C'est bien qu'ils commencent à comprendre que la crise étant bien globale et systémique, il faudra donc remettre à plat tout le système mondial issu des accords de Bretton Woods signés en 1944. mais pour les remplacer par quoi? Là leurs idées semblent très vagues.

Pourtant les Européens, et les dirigeants de la zone Euro en particulier, ont en la matière un rôle historique à jouer, car nous sommes les mieux placés aujourd'hui dans le monde pour, à la fois bien évaluer les changements radicaux des rapports de force qui vont caractériser l'équilibre mondial des cinquante prochaines années (condition sine qua non pour construire un système durable), et apporter un savoir-faire unique en manière de gestion économique, monétaire et financière transnationale (notre propre expérience notamment avec l'Euro). Voilà pour le défi mondial que doit relever l'Euroland.

Mais, d'autre part, au sein de l'UE et de la zone Euro, une grave crise économique s'amorce et il y a un gigantesque défi interne, social et économique. Là aussi, pour l'instant, nos dirigeants semblent perdus. La BCE vient de faire une chose utile et nécessaire en aidant la Banque centrale hongroise. Comme je l'avais écrit ici début 2006, dans les recommandations aux autorités européennes pour faire face à la crise systémique globale, il est essentiel que la zone Euro annonce clairement, par des actes, qu'elle étendra sa protection monétaire et financière à l'ensemble des pays de l'UE qui aspirent à rejoindre l'Euro (Hongrie, Pologne, Tchéquie, Slovaquie, Pays baltes, ..). C'est une question fondamentale de crédibilité pour l'avenir même de l'Euro.

Enfin, les dirigeants de la zone Euro doivent être extrêmement fermes face au Royaume-Uni. Les dirigeants britanniques, Gordon Brown en tête, ont édicté des « critères de convergence » pour décider quand la Grande-Bretagne serait prête à rejoindre la zone Euro.
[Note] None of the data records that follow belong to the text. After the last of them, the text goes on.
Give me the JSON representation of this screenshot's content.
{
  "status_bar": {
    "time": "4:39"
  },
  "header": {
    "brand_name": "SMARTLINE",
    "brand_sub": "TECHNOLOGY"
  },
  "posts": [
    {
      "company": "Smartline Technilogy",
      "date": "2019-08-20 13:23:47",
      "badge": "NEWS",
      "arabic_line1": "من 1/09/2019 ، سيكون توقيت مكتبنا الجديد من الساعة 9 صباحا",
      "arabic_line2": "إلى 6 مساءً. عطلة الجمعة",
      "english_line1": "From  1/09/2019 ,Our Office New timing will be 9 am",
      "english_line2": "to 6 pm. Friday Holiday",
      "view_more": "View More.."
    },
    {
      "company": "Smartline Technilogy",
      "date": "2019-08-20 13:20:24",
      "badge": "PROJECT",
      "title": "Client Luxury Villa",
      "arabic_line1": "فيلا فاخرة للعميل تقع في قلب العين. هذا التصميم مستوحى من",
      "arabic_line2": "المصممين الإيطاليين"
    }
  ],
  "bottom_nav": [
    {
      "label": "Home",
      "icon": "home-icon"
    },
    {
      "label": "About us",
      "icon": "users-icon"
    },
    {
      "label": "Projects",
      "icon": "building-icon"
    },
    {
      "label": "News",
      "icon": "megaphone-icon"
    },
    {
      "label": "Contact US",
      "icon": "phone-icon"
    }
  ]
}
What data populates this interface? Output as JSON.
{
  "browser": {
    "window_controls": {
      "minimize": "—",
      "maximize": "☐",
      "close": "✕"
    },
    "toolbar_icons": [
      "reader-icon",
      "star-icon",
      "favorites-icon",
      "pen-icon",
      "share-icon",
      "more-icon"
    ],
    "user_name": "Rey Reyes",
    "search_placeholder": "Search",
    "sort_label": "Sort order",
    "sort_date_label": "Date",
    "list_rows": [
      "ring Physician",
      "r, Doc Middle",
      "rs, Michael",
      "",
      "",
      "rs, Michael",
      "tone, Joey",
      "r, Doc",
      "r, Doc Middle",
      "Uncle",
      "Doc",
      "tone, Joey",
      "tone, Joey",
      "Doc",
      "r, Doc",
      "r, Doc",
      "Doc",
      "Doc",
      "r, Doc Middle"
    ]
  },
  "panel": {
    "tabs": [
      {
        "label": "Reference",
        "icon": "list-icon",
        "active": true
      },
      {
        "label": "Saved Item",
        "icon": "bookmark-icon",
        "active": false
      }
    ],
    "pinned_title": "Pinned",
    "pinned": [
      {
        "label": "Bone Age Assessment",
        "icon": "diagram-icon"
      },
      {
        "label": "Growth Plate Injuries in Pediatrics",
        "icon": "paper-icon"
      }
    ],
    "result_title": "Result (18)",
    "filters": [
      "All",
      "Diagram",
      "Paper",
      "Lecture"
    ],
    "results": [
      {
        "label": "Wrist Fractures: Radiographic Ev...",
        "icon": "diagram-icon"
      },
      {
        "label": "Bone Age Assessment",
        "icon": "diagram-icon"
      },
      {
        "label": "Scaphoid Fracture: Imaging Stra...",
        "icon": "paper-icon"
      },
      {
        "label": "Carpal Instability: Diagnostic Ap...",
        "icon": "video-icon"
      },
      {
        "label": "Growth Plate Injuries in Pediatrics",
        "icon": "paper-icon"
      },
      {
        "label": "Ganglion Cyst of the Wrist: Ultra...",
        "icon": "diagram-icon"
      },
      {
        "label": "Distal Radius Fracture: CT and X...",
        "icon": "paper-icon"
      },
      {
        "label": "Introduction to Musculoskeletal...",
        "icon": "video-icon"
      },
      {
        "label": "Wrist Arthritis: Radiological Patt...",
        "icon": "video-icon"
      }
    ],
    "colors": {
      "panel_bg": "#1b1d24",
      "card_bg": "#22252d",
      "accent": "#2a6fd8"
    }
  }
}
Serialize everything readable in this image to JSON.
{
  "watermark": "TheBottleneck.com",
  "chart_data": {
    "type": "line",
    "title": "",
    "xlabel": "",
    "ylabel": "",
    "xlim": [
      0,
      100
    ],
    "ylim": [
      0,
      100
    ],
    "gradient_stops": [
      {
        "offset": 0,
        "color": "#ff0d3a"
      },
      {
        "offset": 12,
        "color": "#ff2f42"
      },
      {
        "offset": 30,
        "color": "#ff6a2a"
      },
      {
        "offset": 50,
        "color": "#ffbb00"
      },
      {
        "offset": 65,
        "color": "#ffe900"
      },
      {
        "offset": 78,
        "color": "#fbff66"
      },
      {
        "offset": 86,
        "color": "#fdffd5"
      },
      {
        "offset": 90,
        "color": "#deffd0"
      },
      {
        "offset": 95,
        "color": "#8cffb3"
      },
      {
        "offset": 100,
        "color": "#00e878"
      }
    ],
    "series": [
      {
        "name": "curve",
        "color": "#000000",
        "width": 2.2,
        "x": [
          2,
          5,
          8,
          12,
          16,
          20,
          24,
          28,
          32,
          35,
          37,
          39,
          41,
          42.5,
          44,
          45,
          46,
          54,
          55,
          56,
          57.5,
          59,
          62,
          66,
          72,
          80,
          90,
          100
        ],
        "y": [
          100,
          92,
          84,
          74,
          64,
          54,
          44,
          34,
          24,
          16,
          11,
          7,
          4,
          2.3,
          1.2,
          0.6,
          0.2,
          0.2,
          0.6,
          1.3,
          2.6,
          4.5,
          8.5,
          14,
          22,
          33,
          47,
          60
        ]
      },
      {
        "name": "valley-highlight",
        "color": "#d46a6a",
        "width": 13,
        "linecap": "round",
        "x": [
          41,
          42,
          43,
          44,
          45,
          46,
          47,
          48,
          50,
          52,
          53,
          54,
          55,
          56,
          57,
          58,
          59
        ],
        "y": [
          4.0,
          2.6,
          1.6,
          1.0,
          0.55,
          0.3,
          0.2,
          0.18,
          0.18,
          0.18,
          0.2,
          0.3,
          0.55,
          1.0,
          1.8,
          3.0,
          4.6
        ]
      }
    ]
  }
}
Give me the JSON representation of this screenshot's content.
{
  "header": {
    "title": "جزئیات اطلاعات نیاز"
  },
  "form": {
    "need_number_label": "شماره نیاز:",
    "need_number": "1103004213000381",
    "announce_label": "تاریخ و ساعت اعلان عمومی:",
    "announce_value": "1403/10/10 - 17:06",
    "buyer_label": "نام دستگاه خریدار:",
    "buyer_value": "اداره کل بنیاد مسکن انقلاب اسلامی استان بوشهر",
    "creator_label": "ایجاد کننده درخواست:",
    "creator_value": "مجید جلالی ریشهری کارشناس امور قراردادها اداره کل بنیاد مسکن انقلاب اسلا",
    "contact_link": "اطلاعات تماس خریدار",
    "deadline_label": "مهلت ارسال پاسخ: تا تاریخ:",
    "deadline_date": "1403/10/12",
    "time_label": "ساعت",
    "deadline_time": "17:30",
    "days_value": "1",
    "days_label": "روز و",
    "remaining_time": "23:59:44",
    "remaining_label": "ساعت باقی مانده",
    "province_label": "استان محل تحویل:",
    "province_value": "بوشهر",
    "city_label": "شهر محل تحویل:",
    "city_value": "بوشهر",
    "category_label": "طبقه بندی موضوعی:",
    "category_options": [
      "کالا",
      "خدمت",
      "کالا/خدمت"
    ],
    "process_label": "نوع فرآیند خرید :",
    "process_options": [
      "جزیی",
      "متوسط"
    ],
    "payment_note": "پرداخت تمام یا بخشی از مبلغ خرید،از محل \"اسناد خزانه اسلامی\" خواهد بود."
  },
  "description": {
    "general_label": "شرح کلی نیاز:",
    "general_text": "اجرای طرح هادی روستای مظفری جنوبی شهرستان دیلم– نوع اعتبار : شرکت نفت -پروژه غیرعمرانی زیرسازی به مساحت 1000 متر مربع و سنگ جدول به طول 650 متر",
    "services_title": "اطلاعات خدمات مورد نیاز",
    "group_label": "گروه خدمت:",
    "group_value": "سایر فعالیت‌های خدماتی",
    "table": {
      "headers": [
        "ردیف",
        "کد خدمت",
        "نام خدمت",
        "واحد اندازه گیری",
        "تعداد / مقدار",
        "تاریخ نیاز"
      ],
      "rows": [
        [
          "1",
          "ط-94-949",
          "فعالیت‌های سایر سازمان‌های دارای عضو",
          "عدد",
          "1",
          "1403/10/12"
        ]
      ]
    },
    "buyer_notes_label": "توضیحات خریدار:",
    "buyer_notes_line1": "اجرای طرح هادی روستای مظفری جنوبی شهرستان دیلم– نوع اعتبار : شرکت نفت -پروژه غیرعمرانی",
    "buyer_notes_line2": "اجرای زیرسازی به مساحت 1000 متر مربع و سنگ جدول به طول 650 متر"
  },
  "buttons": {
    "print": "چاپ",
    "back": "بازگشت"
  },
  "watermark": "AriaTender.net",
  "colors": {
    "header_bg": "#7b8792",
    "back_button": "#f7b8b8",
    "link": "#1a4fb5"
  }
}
Ces critères doivent être absolument respectés ... et, ironie de l'Histoire, c'est aux dirigeants de la zone Euro de veiller à cela, pour éviter, que pressé par la crise, le Royaume-Uni ne rejoigne l'Euroland pour les mauvaises raisons, dans de mauvaises conditions.

Voilà un lourd programme pour le Sommet de l'Euroland et sa toute nouvelle cellule de crise (bonne initiative là aussi).

Pour s'assurer que le meilleur naisse de tout cela et veiller à ce qu'un contrôle démocratique effectif s'exerce demain sur ce qui est de facto la mise en place d'une gouvernance politique de l'Euroland, Newropeans va maintenir, tout en le modifiant, son projet de pétition.

Cette pétition modifiée sera définie à la réunion Newropeans de Rome le 25 Octobre prochain, et lancée dans la foulée.

Par ailleurs, Newropeans maintient bien entendu sa grande conférence publique à Francfort le 28 Novembre prochain sur la nature (contenu et méthode) de la réponse européenne à la crise mondiale et à ses conséquences dans l'UE.